Brum afirma que o Estado deve oferecer crédito subsidiado, até a fundo perdido, sob risco de o produtor não ter renda para quitar seus financiamentos, considerando que resultados na produção ainda vão demorar meses após a reconstrução. “Não vi nada que me diga que estamos no caminho adequado. Por isso, tenho uma grande preocupação à medida que muitos desses produtores, se não tiverem crédito público mais subsidiado, eles não vão ter de onde tirar. A maioria não tem mais poupança própria, pelo contrário, tinha dívidas, e vai ter de assumir novas dívidas, mesmo que venham a ser mais favoráveis. Isso vai complicar muito o setor,” analisa.

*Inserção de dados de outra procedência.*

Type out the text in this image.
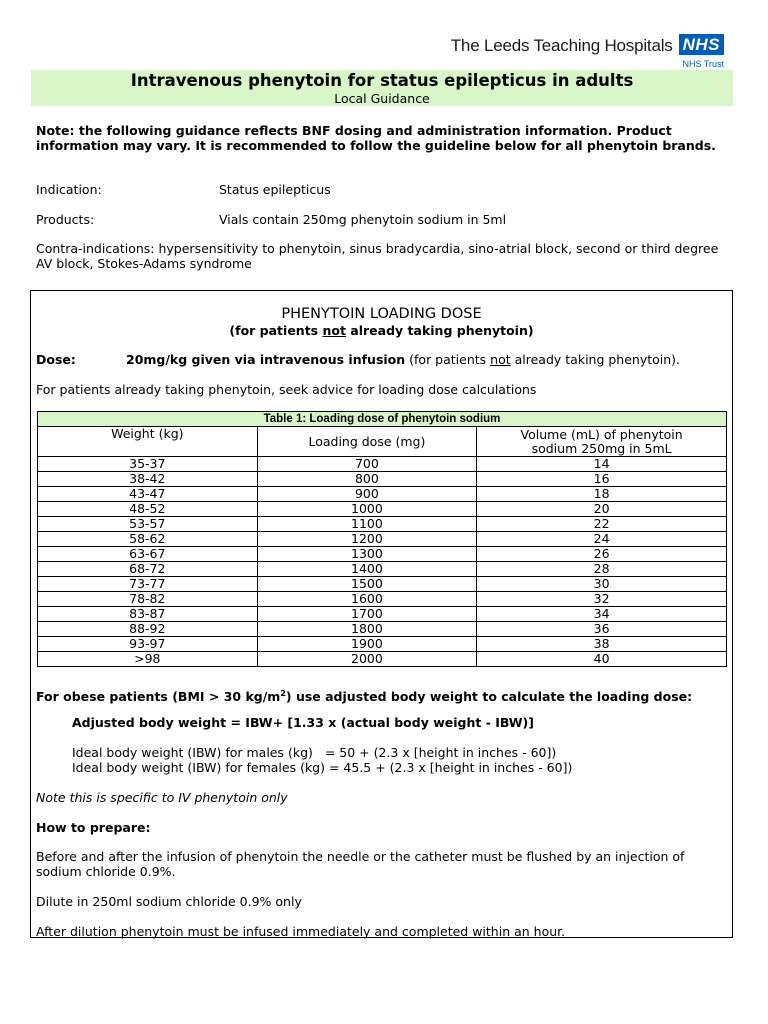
The Leeds Teaching Hospitals NHS
NHS Trust
Intravenous phenytoin for status epilepticus in adults
Local Guidance
Note: the following guidance reflects BNF dosing and administration information. Product information may vary. It is recommended to follow the guideline below for all phenytoin brands.
Indication:	Status epilepticus
Products:	Vials contain 250mg phenytoin sodium in 5ml
Contra-indications: hypersensitivity to phenytoin, sinus bradycardia, sino-atrial block, second or third degree AV block, Stokes-Adams syndrome
PHENYTOIN LOADING DOSE
(for patients not already taking phenytoin)
Dose:	20mg/kg given via intravenous infusion (for patients not already taking phenytoin).
For patients already taking phenytoin, seek advice for loading dose calculations
Table 1: Loading dose of phenytoin sodium		
Weight (kg)	Loading dose (mg)	Volume (mL) of phenytoin sodium 250mg in 5mL
35-37	700	14
38-42	800	16
43-47	900	18
48-52	1000	20
53-57	1100	22
58-62	1200	24
63-67	1300	26
68-72	1400	28
73-77	1500	30
78-82	1600	32
83-87	1700	34
88-92	1800	36
93-97	1900	38
>98	2000	40
For obese patients (BMI > 30 $kg/m^2$) use adjusted body weight to calculate the loading dose:
Adjusted body weight = IBW+ [1.33 x (actual body weight - IBW)]
Ideal body weight (IBW) for males (kg)   = 50 + (2.3 x [height in inches - 60])
Ideal body weight (IBW) for females (kg) = 45.5 + (2.3 x [height in inches - 60])
Note this is specific to IV phenytoin only
How to prepare:
Before and after the infusion of phenytoin the needle or the catheter must be flushed by an injection of sodium chloride 0.9%.
Dilute in 250ml sodium chloride 0.9% only
After dilution phenytoin must be infused immediately and completed within an hour.
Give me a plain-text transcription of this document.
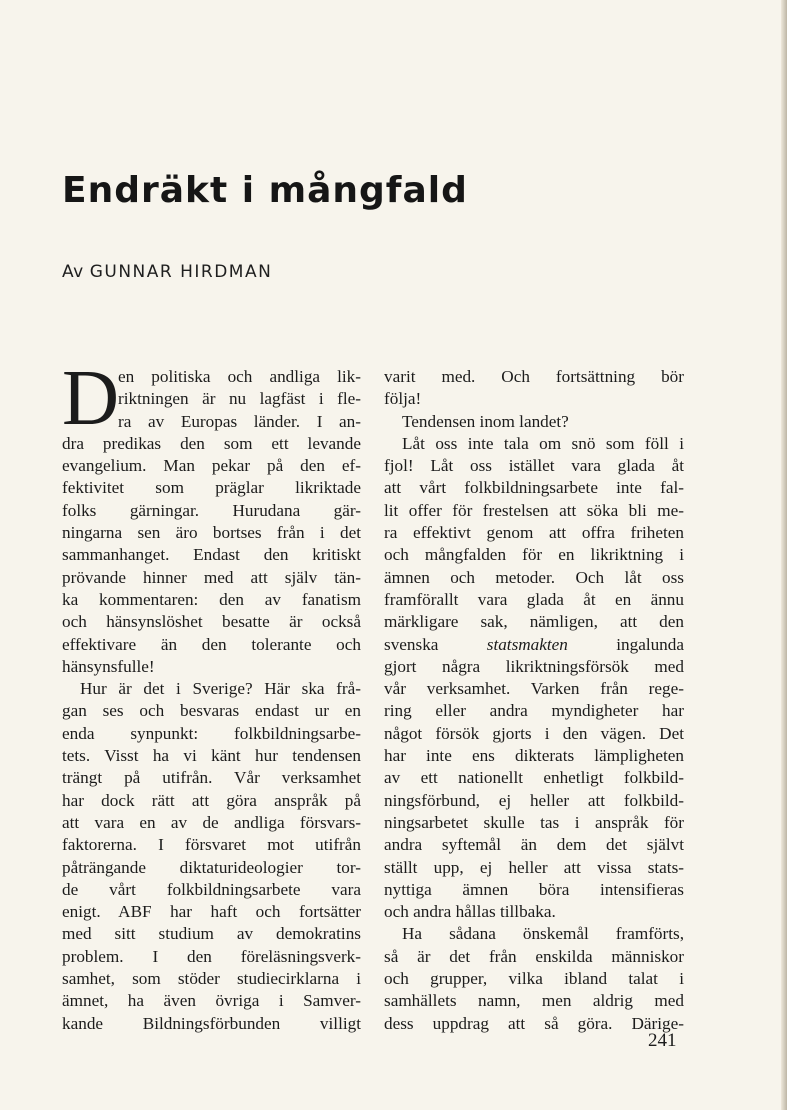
Endräkt i mångfald
Av GUNNAR HIRDMAN
D
en politiska och andliga lik-
riktningen är nu lagfäst i fle-
ra av Europas länder. I an-
dra predikas den som ett levande
evangelium. Man pekar på den ef-
fektivitet som präglar likriktade
folks gärningar. Hurudana gär-
ningarna sen äro bortses från i det
sammanhanget. Endast den kritiskt
prövande hinner med att själv tän-
ka kommentaren: den av fanatism
och hänsynslöshet besatte är också
effektivare än den tolerante och
hänsynsfulle!
Hur är det i Sverige? Här ska frå-
gan ses och besvaras endast ur en
enda synpunkt: folkbildningsarbe-
tets. Visst ha vi känt hur tendensen
trängt på utifrån. Vår verksamhet
har dock rätt att göra anspråk på
att vara en av de andliga försvars-
faktorerna. I försvaret mot utifrån
påträngande diktaturideologier tor-
de vårt folkbildningsarbete vara
enigt. ABF har haft och fortsätter
med sitt studium av demokratins
problem. I den föreläsningsverk-
samhet, som stöder studiecirklarna i
ämnet, ha även övriga i Samver-
kande Bildningsförbunden villigt
varit med. Och fortsättning bör
följa!
Tendensen inom landet?
Låt oss inte tala om snö som föll i
fjol! Låt oss istället vara glada åt
att vårt folkbildningsarbete inte fal-
lit offer för frestelsen att söka bli me-
ra effektivt genom att offra friheten
och mångfalden för en likriktning i
ämnen och metoder. Och låt oss
framförallt vara glada åt en ännu
märkligare sak, nämligen, att den
svenska statsmakten ingalunda
gjort några likriktningsförsök med
vår verksamhet. Varken från rege-
ring eller andra myndigheter har
något försök gjorts i den vägen. Det
har inte ens dikterats lämpligheten
av ett nationellt enhetligt folkbild-
ningsförbund, ej heller att folkbild-
ningsarbetet skulle tas i anspråk för
andra syftemål än dem det självt
ställt upp, ej heller att vissa stats-
nyttiga ämnen böra intensifieras
och andra hållas tillbaka.
Ha sådana önskemål framförts,
så är det från enskilda människor
och grupper, vilka ibland talat i
samhällets namn, men aldrig med
dess uppdrag att så göra. Därige-
241
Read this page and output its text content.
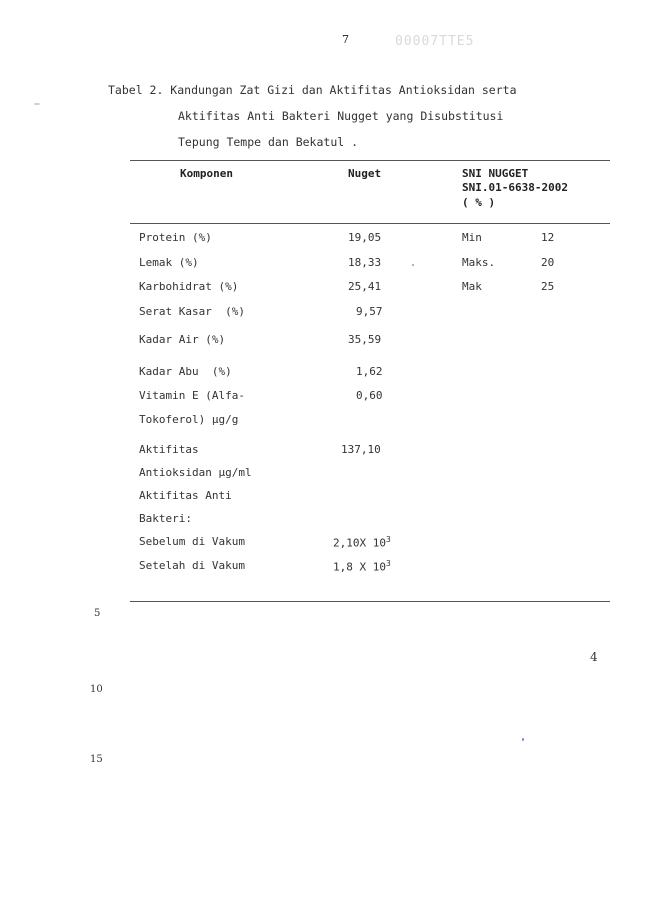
7	00007TTE5
Tabel 2. Kandungan Zat Gizi dan Aktifitas Antioksidan serta
Aktifitas Anti Bakteri Nugget yang Disubstitusi
Tepung Tempe dan Bekatul .
Komponen	Nuget	SNI NUGGET
SNI.01-6638-2002
( % )
Protein (%)	19,05	Min	12
Lemak (%)	18,33	Maks.	20
Karbohidrat (%)	25,41	Mak	25
Serat Kasar  (%)	9,57
Kadar Air (%)	35,59
Kadar Abu  (%)	1,62
Vitamin E (Alfa-	0,60
Tokoferol) µg/g
Aktifitas	137,10
Antioksidan µg/ml
Aktifitas Anti
Bakteri:
Sebelum di Vakum	2,10X $10^3$
Setelah di Vakum	1,8 X $10^3$
4
5
10
15
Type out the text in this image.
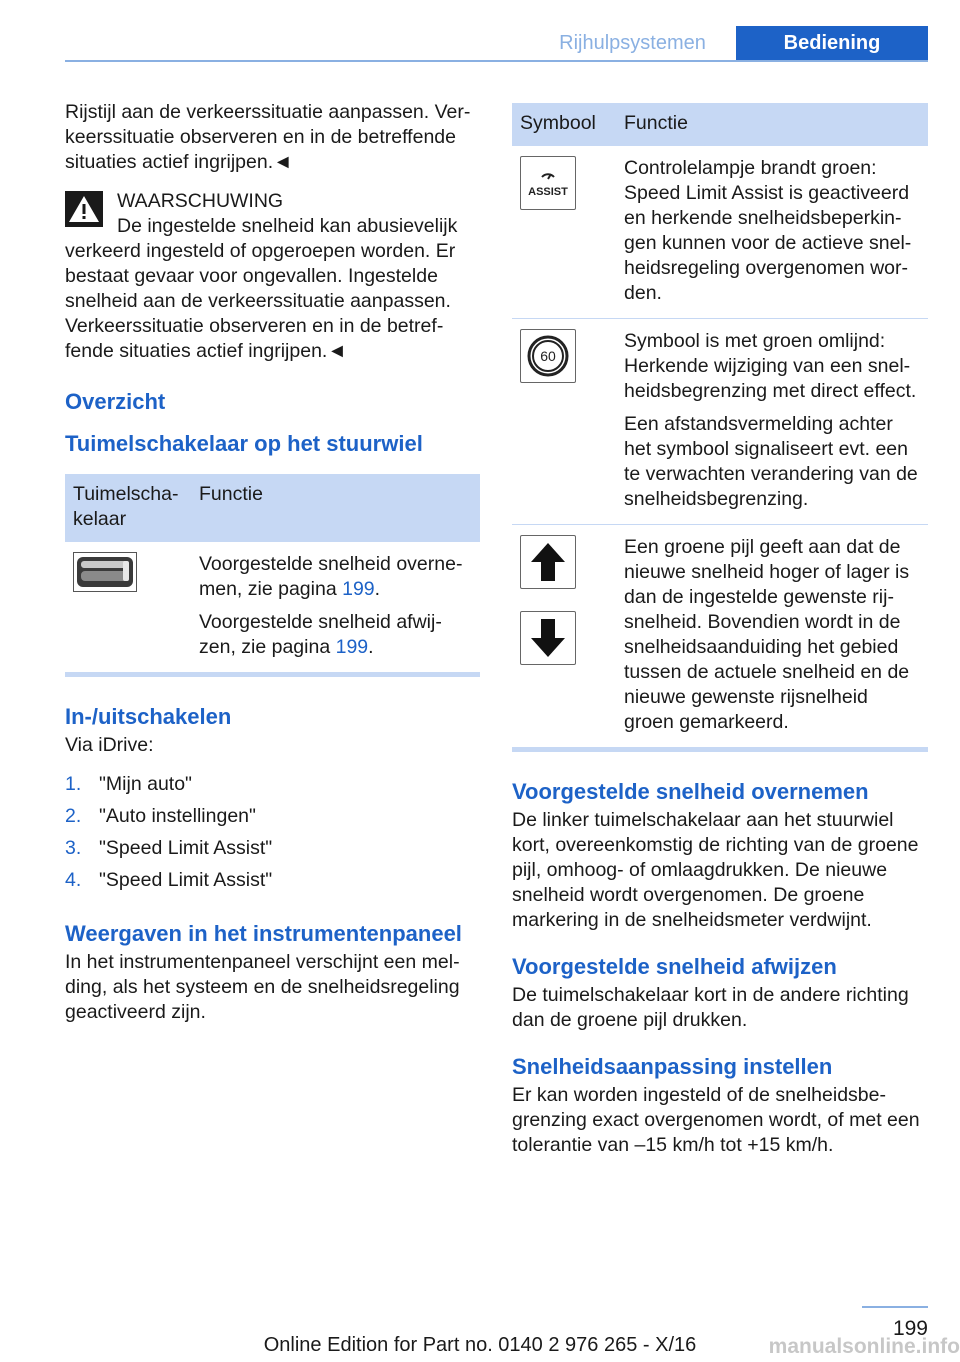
Rijhulpsystemen	Bediening

Rijstijl aan de verkeerssituatie aanpassen. Verkeerssituatie observeren en in de betreffende situaties actief ingrijpen.◄

WAARSCHUWING

De ingestelde snelheid kan abusievelijk

verkeerd ingesteld of opgeroepen worden. Er bestaat gevaar voor ongevallen. Ingestelde snelheid aan de verkeerssituatie aanpassen. Verkeerssituatie observeren en in de betreffende situaties actief ingrijpen.◄

Overzicht
Tuimelschakelaar op het stuurwiel
Tuimelschakelaar	Functie

Voorgestelde snelheid overnemen, zie pagina 199.

Voorgestelde snelheid afwijzen, zie pagina 199.

In-/uitschakelen

Via iDrive:

1. "Mijn auto"
2. "Auto instellingen"
3. "Speed Limit Assist"
4. "Speed Limit Assist"
Weergaven in het instrumentenpaneel

In het instrumentenpaneel verschijnt een melding, als het systeem en de snelheidsregeling geactiveerd zijn.

Symbool	Functie

ASSIST	Controlelampje brandt groen: Speed Limit Assist is geactiveerd en herkende snelheidsbeperkingen kunnen voor de actieve snelheidsregeling overgenomen worden.

60	Symbool is met groen omlijnd: Herkende wijziging van een snelheidsbegrenzing met direct effect.

Een afstandsvermelding achter het symbool signaliseert evt. een te verwachten verandering van de snelheidsbegrenzing.

Een groene pijl geeft aan dat de nieuwe snelheid hoger of lager is dan de ingestelde gewenste rijsnelheid. Bovendien wordt in de snelheidsaanduiding het gebied tussen de actuele snelheid en de nieuwe gewenste rijsnelheid groen gemarkeerd.

Voorgestelde snelheid overnemen

De linker tuimelschakelaar aan het stuurwiel kort, overeenkomstig de richting van de groene pijl, omhoog- of omlaagdrukken. De nieuwe snelheid wordt overgenomen. De groene markering in de snelheidsmeter verdwijnt.

Voorgestelde snelheid afwijzen

De tuimelschakelaar kort in de andere richting dan de groene pijl drukken.

Snelheidsaanpassing instellen

Er kan worden ingesteld of de snelheidsbegrenzing exact overgenomen wordt, of met een tolerantie van –15 km/h tot +15 km/h.

199
Online Edition for Part no. 0140 2 976 265 - X/16	manualsonline.info
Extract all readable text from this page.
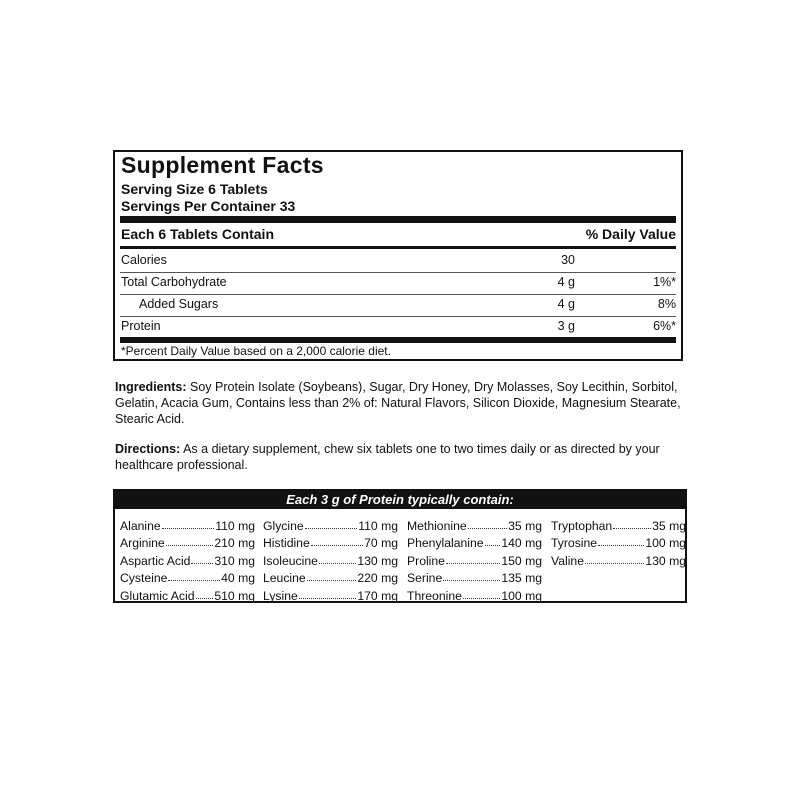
Supplement Facts
Serving Size 6 Tablets
Servings Per Container 33
Each 6 Tablets Contain	% Daily Value
Calories	30
Total Carbohydrate	4 g	1%*
Added Sugars	4 g	8%
Protein	3 g	6%*
*Percent Daily Value based on a 2,000 calorie diet.
Ingredients: Soy Protein Isolate (Soybeans), Sugar, Dry Honey, Dry Molasses, Soy Lecithin, Sorbitol, Gelatin, Acacia Gum, Contains less than 2% of: Natural Flavors, Silicon Dioxide, Magnesium Stearate, Stearic Acid.
Directions: As a dietary supplement, chew six tablets one to two times daily or as directed by your healthcare professional.
Each 3 g of Protein typically contain:
Alanine	110 mg
Arginine	210 mg
Aspartic Acid 310 mg
Cysteine	40 mg
Glutamic Acid 510 mg
Glycine	110 mg
Histidine	70 mg
Isoleucine	130 mg
Leucine	220 mg
Lysine	170 mg
Methionine	35 mg
Phenylalanine 140 mg
Proline	150 mg
Serine	135 mg
Threonine	100 mg
Tryptophan	35 mg
Tyrosine	100 mg
Valine	130 mg
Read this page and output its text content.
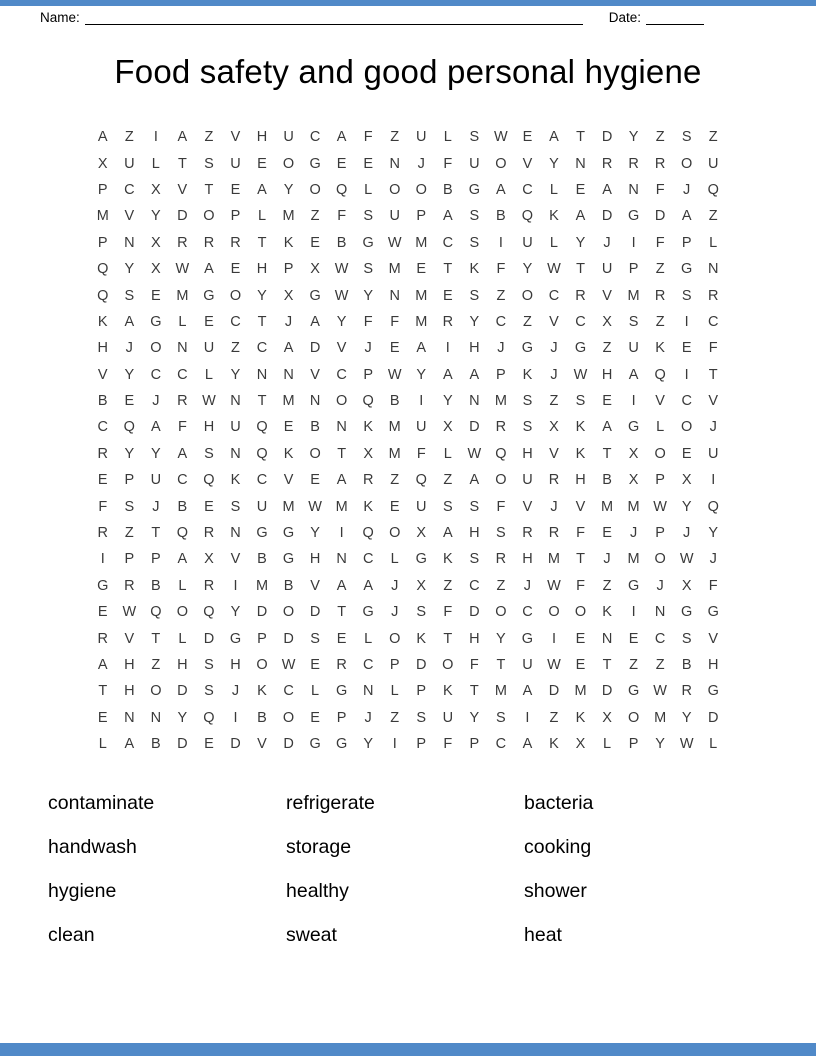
Name:	Date:
Food safety and good personal hygiene
A	Z	I	A	Z	V	H	U	C	A	F	Z	U	L	S	W	E	A	T	D	Y	Z	S	Z
X	U	L	T	S	U	E	O	G	E	E	N	J	F	U	O	V	Y	N	R	R	R	O	U
P	C	X	V	T	E	A	Y	O	Q	L	O	O	B	G	A	C	L	E	A	N	F	J	Q
M	V	Y	D	O	P	L	M	Z	F	S	U	P	A	S	B	Q	K	A	D	G	D	A	Z
P	N	X	R	R	R	T	K	E	B	G W M	C	S	I	U	L	Y	J	I	F	P	L
Q	Y	X	W	A	E	H	P	X	W	S	M	E	T	K	F	Y	W	T	U	P	Z	G	N
Q	S	E	M	G	O	Y	X	G W	Y	N	M	E	S	Z	O	C	R	V	M	R	S	R
K	A	G	L	E	C	T	J	A	Y	F	F	M	R	Y	C	Z	V	C	X	S	Z	I	C
H	J	O	N	U	Z	C	A	D	V	J	E	A	I	H	J	G	J	G	Z	U	K	E	F
V	Y	C	C	L	Y	N	N	V	C	P	W	Y	A	A	P	K	J	W H	A	Q	I	T
B	E	J	R W N	T	M	N	O	Q	B	I	Y	N	M	S	Z	S	E	I	V	C	V
C	Q	A	F	H	U	Q	E	B	N	K	M	U	X	D	R	S	X	K	A	G	L	O	J
R	Y	Y	A	S	N	Q	K	O	T	X	M	F	L	W Q	H	V	K	T	X	O	E	U
E	P	U	C	Q	K	C	V	E	A	R	Z	Q	Z	A	O	U	R	H	B	X	P	X	I
F	S	J	B	E	S	U	M W M	K	E	U	S	S	F	V	J	V	M M W	Y	Q
R	Z	T	Q	R	N	G	G	Y	I	Q	O	X	A	H	S	R	R	F	E	J	P	J	Y
I	P	P	A	X	V	B	G	H	N	C	L	G	K	S	R	H	M	T	J	M	O W	J
G	R	B	L	R	I	M	B	V	A	A	J	X	Z	C	Z	J	W	F	Z	G	J	X	F
E	W Q	O	Q	Y	D	O	D	T	G	J	S	F	D	O	C	O	O	K	I	N	G	G
R	V	T	L	D	G	P	D	S	E	L	O	K	T	H	Y	G	I	E	N	E	C	S	V
A	H	Z	H	S	H	O W	E	R	C	P	D	O	F	T	U W	E	T	Z	Z	B	H
T	H	O	D	S	J	K	C	L	G	N	L	P	K	T	M	A	D	M	D	G W R	G
E	N	N	Y	Q	I	B	O	E	P	J	Z	S	U	Y	S	I	Z	K	X	O	M	Y	D
L	A	B	D	E	D	V	D	G	G	Y	I	P	F	P	C	A	K	X	L	P	Y	W	L
contaminate
handwash
hygiene
clean
refrigerate
storage
healthy
sweat
bacteria
cooking
shower
heat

O Ministério da Agricultura e Pecuária (Mapa) anunciou na semana passada a criação de um fundo garantidor para avalizar operações de crédito rural aos produtores gaúchos, mas ainda sem maiores detalhes. O titular da pasta, Carlos Fávaro instalou um gabinete itinerante do Mapa no município de Santa Cruz do Sul, para fazer diagnósticos e conduzir a reconstrução do agronegócio gaúcho.

O ministro recebeu uma pauta construída por 10 entidades do setor no Rio Grande do Sul com reivindicações como a anistia das operações de crédito rural de custeio e investimento do Pronaf e Pronamp com vencimento até dezembro de 2025. Sem nenhum anúncio governamental de impacto, o segmento ainda acompanha a destinação de R$ 7,2 bilhões para subvenção e aquisição de arroz importado, sob argumento de conter especulação de preços no país. O governo federal insiste que a importação de até 1 milhão de toneladas de grãos seria necessária para a regulação de oferta e demanda do alimento, diante das perdas nas lavouras, e para evitar o aumento de preço do produto ao consumidor final.